Мужчина и женщина пробирались среди старых могил, разбросанных по кладбищу в полном беспорядке. Корни, вросшие в землю надгробия, безымянные оградки – все это приходилось обходить, переступать. Сереброву представилось немало случаев подать Станиславе руку, придержать ее за талию, дать опереться на свое плечо. К тому моменту, когда они добрались до могилы Николая, Станислава уже на ощупь знала, что Серебров хорошо сложен, силен, галантен.

Она хорошо сумела рассмотреть его лицо и убедиться, что мужчина старательно следит за собой, не хуже, чем ее коллеги по подиуму.

– Ну вот и все, Николай, – произнес Серебров, опуская цветы на могилу.

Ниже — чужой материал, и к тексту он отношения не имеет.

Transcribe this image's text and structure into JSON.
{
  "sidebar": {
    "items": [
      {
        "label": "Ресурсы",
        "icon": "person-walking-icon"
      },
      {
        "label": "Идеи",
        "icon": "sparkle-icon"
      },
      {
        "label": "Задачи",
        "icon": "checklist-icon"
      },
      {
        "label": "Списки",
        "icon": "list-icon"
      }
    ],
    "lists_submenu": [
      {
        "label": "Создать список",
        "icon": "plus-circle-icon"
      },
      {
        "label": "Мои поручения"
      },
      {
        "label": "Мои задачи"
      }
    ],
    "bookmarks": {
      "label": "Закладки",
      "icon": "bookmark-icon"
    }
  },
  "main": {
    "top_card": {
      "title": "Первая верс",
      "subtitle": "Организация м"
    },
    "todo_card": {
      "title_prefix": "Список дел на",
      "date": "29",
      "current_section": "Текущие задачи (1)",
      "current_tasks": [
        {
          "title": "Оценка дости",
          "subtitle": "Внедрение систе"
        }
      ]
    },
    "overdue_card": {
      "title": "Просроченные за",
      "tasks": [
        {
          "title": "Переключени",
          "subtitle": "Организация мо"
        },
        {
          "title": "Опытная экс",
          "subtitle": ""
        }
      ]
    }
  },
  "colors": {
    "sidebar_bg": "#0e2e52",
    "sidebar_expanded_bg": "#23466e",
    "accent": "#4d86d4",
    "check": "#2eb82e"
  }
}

– Я хотела бы немного побыть одна.

Серебров с радостью согласился, потому как услышал произнесенное с придыханием слово «немного».

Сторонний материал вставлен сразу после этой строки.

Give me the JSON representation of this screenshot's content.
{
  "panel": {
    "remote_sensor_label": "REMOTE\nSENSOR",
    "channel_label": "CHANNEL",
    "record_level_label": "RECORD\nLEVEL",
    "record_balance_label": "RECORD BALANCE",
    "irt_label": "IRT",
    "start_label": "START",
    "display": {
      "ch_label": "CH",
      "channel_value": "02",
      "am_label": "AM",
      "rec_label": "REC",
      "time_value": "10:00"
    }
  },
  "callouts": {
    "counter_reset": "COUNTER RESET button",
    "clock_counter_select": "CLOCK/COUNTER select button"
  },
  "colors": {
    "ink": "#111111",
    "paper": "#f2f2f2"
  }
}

Оно означало, что женщина готова вернуться к нему.

Манекенщица театрально опустилась на колени – прямо на сырой песок, покосилась на могильный холмик и решила, что падать на него грудью не стоит. Провожающие нанесли роз, а у них, как известно, шипы.

– Боже мой, Боже мой… – причитала Станислава так, чтобы ее мог слышать Серебров. – Прости меня, если можешь! Я не хотела, чтобы ты погиб из-за меня…

Женщина, из-за которой может погибнуть мужчина, в глазах представителей сильного пола выгодно поднимается в цене. Чем более редкий товар, тем дороже он стоит.

– Мне не хочется жить, – сказала Станислава и покосилась через плечо на Сереброва.

Сергей Владимирович стоял, скорбно опустив голову, глядя себе под ноги. Он не проявлял эмоций ни взглядом, ни движением, превратился в эдакий надмогильный памятник – сама воплощенная скорбь.

– Я не сумею отомстить за тебя, но я накажу того, кто виновен в твоей гибели…

«Актриса она никудышная, – подумал Серебров. – На хорошую артистку можно смотреть с первого ряда, упираясь коленями в край сцены, и все равно не заметишь фальши, несмотря на театральный грим, неестественно громкий голос. Плохую же актрису, как и плохую скрипку, на близком расстоянии чувствуешь сразу. В любой ситуации эта женщина способна любить только саму себя. Эффект – вот что ее интересует. А еще возможность возвыситься над остальными. Слабое место грех не использовать».

Станислава оперлась на руку, поданную ей Серебровым, и поднялась с колен. Песок даже не пришлось отряхивать, он сам осыпался с добротной материи брючного костюма.

– У меня разболелась голова, – манекенщица приложила ладони к вискам.